Caught in the System, Ex-Hacker Is Stalked by His Past

• Kim Zetter via WIRED.com
 

Early last week, before the suspects were identified in the Boston Marathon bombings, a U.S. probation officer and his supervisor visited the Manhattan apartment of programmer Stephen Watt with a question: Did Watt happen to know anything about the attack?

“He said, ‘We want to ask you about this Boston thing. I think you know what we’re talking about. I’m talking about the attacks,’” Watt recalls. “Then he said, ‘If you know any rumors that you heard about beforehand or even afterwards, please [tell us] through your lawyer.’”

They told Watt they weren’t accusing him of anything, just that he should come forward if he had any information. Watt and his wife were shocked by the random inquiry. But in some ways, it’s part and parcel of Watt’s new life as a hacker ex-con.

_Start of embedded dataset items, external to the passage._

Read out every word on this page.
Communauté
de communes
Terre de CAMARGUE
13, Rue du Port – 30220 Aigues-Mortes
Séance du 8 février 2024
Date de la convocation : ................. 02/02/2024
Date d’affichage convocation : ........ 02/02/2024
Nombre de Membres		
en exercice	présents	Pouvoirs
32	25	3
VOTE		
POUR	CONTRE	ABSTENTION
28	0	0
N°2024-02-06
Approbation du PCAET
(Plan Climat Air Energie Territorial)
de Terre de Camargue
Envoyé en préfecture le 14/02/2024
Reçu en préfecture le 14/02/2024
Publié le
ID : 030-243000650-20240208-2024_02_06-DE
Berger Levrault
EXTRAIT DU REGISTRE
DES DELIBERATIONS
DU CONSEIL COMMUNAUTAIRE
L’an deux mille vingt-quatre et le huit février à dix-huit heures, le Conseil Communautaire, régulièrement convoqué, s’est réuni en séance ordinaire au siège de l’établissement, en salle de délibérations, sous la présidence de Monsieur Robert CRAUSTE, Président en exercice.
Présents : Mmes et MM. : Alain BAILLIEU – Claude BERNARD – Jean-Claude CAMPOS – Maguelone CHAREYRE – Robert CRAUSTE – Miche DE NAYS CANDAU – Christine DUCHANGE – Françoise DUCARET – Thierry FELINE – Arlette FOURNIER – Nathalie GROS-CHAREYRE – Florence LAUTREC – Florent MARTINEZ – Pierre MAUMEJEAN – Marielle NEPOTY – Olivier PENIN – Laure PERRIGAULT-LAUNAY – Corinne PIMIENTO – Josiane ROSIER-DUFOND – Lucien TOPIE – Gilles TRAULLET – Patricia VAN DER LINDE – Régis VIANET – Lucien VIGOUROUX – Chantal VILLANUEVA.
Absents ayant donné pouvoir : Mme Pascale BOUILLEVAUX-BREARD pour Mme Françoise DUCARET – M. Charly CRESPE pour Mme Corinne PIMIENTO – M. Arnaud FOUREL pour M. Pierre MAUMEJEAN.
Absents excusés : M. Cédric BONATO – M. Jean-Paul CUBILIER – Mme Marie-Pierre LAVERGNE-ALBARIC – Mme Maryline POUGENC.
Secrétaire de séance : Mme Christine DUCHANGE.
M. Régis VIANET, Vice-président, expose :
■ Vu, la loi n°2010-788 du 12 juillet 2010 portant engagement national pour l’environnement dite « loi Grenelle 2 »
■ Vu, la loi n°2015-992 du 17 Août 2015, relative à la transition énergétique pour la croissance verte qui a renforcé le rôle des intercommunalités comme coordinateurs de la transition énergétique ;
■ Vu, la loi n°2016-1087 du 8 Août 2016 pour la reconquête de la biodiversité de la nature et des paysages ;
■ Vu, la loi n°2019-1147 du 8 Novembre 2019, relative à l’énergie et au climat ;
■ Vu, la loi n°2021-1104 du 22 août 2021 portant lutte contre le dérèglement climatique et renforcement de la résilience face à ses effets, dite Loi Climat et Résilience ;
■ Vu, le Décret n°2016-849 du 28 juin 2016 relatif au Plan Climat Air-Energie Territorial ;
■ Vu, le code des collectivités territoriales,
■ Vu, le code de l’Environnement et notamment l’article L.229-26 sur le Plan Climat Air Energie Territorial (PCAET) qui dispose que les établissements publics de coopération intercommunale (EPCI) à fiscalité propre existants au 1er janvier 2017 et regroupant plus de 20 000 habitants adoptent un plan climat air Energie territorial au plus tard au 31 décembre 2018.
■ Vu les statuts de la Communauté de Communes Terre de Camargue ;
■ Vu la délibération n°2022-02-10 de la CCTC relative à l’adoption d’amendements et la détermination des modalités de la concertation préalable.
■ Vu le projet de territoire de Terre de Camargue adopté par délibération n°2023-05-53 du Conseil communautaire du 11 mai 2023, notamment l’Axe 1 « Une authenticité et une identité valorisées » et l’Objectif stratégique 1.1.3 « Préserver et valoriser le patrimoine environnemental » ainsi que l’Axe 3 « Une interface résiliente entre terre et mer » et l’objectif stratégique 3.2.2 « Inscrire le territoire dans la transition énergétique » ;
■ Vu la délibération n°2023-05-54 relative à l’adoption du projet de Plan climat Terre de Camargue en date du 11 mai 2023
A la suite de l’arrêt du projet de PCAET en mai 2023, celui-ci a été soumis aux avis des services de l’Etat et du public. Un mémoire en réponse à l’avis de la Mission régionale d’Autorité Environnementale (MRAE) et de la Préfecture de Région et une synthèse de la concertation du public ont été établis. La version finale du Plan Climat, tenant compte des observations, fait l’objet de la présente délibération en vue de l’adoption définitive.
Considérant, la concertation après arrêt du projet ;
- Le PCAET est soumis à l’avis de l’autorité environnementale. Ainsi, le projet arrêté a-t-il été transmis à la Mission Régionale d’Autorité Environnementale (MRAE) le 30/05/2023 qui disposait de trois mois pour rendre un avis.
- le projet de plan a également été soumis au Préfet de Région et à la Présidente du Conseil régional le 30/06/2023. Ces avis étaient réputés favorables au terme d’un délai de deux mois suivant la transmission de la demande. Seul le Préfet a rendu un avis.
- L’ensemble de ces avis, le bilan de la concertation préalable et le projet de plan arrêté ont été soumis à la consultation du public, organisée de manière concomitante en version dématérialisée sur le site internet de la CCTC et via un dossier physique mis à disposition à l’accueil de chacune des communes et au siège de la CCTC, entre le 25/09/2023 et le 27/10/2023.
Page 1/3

Watt, a striking 7-foot-tall software engineer, once had a bright future coding software for a maker of real-time stock trading systems. Then a small packet-sniffing program he wrote for a friend got him embroiled in a multi-million-dollar bank card heist that netted him a two-year prison sentence and a hefty restitution judgment. Watt went from having a promising career on Wall Street to living in a grim cell in a high-rise prison in Seattle, where blacked-out windows blocked the natural light, and the absence of outdoor exercise facilities meant he didn’t breathe much fresh air for two years.